Assassinio sul Nilo, di Agatha Christie, Mondadori, 1944
Uno dei romanzi più famosi della scrittrice inglese Agatha Christie. Il detective belga Poirot è in vacanza ad Assuan, in attesa di imbarcarsi su una crociera sul Nilo quando la ricca ereditiera Linnet Doyle gli chiede di aiutarla. Qualche giorno dopo Linnet viene trovata morta. Tocca a Poirot scoprire l’assassino.
Dipinto: The Battle of the Nile, di Philip James de Loutherbourg, Tate Britain
Il quadro mostra il momento principale della Battaglia di Abukir, l’esplosione della nave francese L’Orient, alle 22 circa del 1° agosto 1798.
Musei:
The British Museum
Museo dalla collezione infinita. Oltre alla Stele di Rosetta, è presente una ricca collezione di architettura, mummie e altri oggetti provenienti dalle regioni del Nilo.

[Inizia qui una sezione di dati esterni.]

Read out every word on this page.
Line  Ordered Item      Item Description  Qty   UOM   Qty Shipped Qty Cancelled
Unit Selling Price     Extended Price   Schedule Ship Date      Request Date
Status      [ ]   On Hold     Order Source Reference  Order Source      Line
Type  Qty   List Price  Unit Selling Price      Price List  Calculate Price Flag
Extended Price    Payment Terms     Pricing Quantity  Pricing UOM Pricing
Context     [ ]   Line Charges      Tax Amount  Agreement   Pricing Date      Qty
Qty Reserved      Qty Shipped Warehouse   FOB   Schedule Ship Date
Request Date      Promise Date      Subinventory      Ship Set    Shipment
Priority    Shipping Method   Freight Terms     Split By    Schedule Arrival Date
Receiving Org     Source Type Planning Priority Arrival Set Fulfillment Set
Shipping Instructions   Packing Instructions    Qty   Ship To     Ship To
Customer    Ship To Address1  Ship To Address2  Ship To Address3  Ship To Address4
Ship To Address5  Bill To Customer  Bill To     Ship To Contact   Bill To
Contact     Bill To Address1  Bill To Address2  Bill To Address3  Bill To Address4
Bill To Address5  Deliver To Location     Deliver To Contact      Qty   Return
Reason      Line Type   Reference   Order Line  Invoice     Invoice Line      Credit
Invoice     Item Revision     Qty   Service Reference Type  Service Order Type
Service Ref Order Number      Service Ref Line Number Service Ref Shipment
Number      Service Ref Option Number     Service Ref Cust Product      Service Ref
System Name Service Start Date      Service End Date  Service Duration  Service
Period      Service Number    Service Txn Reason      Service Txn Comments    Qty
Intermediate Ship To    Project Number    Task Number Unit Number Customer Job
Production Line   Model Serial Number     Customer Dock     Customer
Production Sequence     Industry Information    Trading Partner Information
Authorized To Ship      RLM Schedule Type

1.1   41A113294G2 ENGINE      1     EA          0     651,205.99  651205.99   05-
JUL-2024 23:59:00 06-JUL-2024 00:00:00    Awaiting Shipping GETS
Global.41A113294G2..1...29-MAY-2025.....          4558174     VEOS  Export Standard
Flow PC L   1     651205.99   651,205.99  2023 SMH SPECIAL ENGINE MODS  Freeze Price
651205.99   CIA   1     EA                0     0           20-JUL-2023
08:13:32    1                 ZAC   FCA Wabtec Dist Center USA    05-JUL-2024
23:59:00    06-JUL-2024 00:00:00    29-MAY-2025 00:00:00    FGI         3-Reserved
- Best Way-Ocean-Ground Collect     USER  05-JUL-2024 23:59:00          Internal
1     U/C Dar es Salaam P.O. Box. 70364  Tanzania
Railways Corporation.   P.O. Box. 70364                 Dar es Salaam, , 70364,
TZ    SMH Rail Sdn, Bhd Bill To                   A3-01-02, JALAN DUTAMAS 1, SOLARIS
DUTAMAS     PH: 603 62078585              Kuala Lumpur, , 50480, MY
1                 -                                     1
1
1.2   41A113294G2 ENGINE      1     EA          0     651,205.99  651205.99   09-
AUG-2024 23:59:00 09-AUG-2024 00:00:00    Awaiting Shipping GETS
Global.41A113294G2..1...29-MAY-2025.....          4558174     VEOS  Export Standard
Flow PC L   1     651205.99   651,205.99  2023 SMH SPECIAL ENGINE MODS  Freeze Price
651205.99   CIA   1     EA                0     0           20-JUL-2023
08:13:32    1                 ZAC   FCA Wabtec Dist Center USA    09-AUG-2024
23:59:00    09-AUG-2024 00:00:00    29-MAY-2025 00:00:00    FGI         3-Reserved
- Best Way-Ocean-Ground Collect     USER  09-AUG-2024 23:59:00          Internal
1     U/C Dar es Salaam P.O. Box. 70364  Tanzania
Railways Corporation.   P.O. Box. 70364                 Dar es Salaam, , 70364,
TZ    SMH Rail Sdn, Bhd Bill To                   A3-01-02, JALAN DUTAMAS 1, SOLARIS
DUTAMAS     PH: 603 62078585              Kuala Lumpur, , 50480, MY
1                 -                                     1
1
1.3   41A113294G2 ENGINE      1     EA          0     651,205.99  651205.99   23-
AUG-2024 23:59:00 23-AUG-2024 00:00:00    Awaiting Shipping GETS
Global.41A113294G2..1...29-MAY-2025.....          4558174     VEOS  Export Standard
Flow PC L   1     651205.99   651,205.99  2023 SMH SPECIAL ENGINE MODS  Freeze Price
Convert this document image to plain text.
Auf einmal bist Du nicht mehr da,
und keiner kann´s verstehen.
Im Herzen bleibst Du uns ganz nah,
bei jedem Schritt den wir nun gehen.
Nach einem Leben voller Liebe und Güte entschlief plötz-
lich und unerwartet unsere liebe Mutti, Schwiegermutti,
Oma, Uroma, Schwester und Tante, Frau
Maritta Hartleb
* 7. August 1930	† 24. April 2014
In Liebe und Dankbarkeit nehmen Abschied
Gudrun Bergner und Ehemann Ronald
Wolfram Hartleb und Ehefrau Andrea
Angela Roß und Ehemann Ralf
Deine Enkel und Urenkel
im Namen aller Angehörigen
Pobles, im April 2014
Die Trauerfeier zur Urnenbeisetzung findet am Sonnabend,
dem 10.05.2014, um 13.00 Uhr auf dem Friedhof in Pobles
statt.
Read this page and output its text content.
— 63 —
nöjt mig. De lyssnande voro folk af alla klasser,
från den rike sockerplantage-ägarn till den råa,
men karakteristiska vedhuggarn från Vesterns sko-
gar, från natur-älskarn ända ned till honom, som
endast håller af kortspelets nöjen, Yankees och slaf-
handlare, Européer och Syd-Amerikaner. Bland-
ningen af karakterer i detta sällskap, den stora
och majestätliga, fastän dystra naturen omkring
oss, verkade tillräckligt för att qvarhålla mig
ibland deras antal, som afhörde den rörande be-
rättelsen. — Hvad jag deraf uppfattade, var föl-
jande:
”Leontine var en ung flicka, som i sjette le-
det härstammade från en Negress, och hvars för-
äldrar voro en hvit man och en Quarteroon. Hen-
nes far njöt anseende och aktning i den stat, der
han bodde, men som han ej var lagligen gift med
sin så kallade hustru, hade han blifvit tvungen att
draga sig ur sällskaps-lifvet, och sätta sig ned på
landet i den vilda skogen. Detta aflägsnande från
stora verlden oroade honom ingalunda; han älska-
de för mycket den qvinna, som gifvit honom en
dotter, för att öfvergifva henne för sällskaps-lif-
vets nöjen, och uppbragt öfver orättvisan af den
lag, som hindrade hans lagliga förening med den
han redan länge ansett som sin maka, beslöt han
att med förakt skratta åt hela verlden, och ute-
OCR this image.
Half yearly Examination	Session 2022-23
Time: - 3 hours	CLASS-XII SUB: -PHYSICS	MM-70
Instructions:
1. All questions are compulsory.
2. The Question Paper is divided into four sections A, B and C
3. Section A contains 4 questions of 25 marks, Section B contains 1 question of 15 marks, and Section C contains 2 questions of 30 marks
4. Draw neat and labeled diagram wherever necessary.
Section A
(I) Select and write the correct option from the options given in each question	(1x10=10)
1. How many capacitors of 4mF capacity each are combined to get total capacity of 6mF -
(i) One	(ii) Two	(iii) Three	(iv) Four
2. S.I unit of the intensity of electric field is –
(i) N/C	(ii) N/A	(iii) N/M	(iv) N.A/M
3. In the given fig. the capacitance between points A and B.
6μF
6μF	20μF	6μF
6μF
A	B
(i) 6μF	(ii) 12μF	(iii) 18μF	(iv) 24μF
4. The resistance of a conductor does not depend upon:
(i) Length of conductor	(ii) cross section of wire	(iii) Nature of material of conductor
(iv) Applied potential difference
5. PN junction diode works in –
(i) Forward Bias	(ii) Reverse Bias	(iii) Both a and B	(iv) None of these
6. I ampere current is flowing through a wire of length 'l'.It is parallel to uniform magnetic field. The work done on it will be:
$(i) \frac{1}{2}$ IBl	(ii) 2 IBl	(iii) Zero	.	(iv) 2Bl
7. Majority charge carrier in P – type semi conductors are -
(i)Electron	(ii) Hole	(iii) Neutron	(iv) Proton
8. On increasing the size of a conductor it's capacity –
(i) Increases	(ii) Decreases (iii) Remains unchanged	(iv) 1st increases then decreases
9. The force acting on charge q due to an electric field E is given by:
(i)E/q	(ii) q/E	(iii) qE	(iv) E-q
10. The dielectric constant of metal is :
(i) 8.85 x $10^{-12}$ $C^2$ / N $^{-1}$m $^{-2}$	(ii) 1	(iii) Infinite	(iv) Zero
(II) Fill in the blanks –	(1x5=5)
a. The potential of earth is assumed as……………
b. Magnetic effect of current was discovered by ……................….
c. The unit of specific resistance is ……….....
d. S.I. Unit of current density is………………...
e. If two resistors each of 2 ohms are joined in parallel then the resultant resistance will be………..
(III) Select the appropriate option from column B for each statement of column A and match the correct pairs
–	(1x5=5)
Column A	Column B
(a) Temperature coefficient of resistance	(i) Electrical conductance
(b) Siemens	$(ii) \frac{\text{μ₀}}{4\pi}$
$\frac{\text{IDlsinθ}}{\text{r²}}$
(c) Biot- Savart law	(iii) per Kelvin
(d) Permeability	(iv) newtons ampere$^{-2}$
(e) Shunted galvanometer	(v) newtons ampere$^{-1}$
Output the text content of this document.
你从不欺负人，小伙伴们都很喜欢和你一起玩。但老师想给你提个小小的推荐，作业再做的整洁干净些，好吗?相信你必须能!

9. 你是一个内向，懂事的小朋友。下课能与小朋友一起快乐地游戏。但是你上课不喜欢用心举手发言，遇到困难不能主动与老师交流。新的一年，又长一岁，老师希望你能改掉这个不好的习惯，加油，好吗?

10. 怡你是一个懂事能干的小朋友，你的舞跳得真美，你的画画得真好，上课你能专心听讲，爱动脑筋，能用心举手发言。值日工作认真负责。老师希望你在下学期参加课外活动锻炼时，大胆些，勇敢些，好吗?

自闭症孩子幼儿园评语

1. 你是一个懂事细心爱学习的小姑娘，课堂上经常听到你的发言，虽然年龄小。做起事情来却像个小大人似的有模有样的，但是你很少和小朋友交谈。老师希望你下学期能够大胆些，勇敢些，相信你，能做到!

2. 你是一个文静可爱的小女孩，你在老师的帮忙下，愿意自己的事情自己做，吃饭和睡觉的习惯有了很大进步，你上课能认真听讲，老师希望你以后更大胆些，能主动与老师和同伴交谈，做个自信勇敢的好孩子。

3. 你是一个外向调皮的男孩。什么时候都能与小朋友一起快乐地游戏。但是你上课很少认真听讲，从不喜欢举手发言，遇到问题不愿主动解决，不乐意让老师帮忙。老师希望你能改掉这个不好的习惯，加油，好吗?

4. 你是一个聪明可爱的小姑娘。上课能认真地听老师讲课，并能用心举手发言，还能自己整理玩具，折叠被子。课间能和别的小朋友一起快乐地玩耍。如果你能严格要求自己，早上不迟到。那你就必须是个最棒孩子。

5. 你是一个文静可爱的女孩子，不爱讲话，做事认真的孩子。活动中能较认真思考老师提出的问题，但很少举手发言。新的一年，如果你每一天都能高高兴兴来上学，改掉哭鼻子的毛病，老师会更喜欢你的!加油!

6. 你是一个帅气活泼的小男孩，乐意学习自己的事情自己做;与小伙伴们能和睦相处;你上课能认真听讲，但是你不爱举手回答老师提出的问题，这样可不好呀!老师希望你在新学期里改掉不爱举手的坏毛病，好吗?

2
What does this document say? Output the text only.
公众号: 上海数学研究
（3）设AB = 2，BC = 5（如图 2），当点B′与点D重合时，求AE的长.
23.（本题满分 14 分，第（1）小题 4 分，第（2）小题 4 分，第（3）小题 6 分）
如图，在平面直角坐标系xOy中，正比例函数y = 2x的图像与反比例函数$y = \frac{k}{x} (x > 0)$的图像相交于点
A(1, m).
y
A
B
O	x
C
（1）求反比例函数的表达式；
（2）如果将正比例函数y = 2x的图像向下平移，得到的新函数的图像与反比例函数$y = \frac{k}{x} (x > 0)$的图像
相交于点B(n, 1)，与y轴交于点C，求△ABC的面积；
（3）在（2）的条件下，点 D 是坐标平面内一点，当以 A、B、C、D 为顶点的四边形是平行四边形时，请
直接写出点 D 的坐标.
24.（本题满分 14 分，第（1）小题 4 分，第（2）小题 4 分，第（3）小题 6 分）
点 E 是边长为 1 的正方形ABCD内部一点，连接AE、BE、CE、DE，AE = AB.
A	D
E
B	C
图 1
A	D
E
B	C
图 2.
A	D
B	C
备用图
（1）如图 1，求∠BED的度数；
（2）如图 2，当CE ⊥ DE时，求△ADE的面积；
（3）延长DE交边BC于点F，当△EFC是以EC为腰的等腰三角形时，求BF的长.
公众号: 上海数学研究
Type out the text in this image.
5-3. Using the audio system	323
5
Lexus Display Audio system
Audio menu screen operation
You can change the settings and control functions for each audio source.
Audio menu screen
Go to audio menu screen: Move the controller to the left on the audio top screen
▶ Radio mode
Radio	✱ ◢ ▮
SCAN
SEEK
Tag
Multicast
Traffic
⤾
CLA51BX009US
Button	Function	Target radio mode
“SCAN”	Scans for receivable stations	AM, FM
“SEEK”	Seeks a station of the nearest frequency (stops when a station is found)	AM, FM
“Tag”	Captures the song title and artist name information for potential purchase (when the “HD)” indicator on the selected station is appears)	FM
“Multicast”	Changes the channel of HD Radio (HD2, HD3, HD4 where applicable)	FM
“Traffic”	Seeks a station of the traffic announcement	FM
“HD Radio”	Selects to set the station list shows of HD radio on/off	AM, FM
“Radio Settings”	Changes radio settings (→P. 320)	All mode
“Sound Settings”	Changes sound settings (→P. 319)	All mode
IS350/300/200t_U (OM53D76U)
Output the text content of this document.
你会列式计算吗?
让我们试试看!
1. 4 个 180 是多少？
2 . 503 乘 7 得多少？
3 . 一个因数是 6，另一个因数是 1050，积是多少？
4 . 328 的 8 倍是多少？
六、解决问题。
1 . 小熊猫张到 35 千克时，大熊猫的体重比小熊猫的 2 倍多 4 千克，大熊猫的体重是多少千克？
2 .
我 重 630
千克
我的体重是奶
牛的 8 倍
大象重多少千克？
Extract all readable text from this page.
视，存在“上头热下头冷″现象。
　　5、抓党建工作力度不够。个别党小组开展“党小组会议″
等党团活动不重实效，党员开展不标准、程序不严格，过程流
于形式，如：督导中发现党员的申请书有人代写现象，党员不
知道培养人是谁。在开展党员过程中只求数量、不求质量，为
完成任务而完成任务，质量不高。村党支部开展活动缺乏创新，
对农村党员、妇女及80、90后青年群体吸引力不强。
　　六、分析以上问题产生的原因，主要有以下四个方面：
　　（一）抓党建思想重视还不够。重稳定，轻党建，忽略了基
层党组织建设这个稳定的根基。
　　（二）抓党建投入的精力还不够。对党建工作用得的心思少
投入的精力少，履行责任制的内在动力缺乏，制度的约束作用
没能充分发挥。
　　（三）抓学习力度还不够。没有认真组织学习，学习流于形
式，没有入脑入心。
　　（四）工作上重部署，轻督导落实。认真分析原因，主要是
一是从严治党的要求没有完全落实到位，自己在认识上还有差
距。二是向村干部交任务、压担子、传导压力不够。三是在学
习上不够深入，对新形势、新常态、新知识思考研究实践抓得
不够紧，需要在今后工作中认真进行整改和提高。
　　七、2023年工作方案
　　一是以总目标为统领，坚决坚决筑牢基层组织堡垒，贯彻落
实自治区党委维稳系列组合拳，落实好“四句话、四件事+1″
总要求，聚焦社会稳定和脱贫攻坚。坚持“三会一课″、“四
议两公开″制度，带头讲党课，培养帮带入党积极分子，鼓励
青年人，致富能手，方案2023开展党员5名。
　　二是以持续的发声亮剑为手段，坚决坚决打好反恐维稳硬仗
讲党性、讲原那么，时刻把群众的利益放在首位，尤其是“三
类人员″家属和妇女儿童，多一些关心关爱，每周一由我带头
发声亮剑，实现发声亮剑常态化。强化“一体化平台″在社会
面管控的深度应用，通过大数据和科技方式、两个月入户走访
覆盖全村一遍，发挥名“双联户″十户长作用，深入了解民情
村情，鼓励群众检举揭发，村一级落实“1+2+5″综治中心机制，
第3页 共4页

Dal 2022 al 2023 è stata allestita la mostra “Hieroglyphs: Unlocking Ancient Egypt”.
Il Louvre
Il Département des Antiquités égyptiennes presenta una collezione ricchissima di statue, mummie, manufatti provenienti da tutta la regione del Nilo.
Film: Mystery Of The Nile, Diretto da Jodi Llompart, 2005
Film prodotto in IMAX che racconta della prima spedizione che è riuscita a navigare tutto il corso del Nilo Blu e del Nilo, dalla sorgente in Etiopia fino al Mediterraneo. Leader della spedizione il geologo Pasquale Scaturro. Il viaggio, compiuto in 114 giorni, è durato dal 22 dicembre 2003 al 28 aprile 2004.